The same creation and rendering platform is also the basis for Ross Video’s Tessera system, which is used to deliver graphics to any number of displays of various sizes in sports venues; and Ross Video’s Trackless Studio system, which provides a cost-effective virtual set using a stationary camera that works effectively in small spaces.

While XPression is “very well suited” for virtual sets, some studio facilities desire even more realistic backgrounds, Tan points out. Thus, Ross Video designed XPression, in tandem with Frontier — based on a video game engine technology optimised by Ross Video — to work in virtual studio environments that renders hyper-realistic imagery. “Even the most complex graphical elements, from rain drops and fire to live shadows, lens flares and dynamic highlights, can be created quickly, easily and with unprecedented realism,” Tan says.

What truly makes virtual sets and AR an attractive proposition, he adds, is the ability to offer more visually arresting looks for viewers, on top of more variety.
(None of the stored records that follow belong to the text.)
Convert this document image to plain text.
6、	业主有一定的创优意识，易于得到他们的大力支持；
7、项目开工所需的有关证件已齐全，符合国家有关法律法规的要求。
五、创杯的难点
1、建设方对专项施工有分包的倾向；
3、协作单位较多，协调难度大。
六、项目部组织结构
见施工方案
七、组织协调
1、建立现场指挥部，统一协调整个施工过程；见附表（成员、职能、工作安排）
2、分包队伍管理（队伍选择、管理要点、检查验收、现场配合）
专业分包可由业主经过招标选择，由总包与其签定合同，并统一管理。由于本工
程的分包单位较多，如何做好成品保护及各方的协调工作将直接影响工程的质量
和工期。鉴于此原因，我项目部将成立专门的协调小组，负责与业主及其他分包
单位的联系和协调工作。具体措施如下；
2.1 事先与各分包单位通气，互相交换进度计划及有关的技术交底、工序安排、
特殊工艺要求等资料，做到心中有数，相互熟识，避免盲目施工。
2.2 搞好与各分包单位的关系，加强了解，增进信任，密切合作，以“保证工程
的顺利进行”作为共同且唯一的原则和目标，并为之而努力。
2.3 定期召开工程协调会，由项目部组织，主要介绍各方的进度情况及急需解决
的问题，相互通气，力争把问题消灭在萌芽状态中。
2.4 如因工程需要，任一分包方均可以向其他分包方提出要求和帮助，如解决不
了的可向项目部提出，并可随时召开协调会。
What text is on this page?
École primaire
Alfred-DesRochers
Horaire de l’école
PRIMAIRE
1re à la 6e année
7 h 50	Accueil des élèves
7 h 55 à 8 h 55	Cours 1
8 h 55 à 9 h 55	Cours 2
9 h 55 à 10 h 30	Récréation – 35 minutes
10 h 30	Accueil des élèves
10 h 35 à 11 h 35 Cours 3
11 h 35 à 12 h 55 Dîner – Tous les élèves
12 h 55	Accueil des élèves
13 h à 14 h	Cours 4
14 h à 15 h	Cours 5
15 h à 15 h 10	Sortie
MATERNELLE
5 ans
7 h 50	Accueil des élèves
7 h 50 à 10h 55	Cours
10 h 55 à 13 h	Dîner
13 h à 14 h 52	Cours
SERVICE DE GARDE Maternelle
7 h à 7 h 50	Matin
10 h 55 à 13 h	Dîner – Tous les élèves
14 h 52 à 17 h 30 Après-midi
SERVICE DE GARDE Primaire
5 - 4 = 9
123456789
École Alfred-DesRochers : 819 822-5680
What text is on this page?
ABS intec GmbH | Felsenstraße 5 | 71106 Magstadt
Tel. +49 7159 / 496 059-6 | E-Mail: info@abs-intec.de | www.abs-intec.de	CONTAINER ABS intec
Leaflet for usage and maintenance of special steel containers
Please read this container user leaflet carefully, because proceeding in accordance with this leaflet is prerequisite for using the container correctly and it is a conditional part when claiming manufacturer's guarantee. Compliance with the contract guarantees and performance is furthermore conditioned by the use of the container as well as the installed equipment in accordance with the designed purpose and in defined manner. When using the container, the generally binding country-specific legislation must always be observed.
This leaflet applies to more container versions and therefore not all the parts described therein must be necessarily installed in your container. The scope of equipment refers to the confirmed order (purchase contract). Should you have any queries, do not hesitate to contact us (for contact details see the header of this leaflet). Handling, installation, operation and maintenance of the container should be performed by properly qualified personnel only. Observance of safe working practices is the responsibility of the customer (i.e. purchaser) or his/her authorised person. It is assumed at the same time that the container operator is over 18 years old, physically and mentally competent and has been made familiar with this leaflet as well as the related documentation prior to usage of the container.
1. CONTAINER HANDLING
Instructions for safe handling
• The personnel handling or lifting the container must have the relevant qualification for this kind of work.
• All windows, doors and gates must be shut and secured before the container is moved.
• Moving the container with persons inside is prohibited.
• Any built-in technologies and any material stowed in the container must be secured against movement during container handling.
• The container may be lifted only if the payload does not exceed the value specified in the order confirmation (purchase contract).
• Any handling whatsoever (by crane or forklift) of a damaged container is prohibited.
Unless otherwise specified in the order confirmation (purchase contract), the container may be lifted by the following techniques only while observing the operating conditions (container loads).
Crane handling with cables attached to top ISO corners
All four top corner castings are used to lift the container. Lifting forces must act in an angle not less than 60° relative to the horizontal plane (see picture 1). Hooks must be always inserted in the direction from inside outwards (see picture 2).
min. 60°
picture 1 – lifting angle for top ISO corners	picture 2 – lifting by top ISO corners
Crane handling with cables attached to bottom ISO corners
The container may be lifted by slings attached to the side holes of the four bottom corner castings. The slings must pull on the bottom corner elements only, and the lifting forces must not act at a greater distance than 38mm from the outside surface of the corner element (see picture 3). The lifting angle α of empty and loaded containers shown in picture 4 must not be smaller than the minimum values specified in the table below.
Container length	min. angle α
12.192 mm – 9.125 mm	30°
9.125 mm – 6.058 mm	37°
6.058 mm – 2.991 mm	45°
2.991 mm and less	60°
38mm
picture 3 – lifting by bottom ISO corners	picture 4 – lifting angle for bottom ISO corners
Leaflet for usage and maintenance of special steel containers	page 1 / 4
XPression, for instance, integrates with dynamic data sources to deliver up-to-the-second, on-screen updates.

Using the same space, multiple virtual sets can be designed by combining physical and virtual elements, and be quickly changed for different shows. “Systems such as Tessera, XPression and Trackless Studio are utilised in stadiums and other venues to embellish the whole fan experience at the event,” Tan highlights.

And while he concedes that using virtual solutions require changes in workflows, skill sets and domain knowledge, there is also a monetisation opportunity to be explored. “Virtual solutions can provide new income sources through sponsorship of specific virtual elements,” Tan explains. “Advertising and sponsorships can be applied in the same manner for a variety of programming such as weather, traffic, sports, talk and variety on an annual, daily, or show-by-show basis.”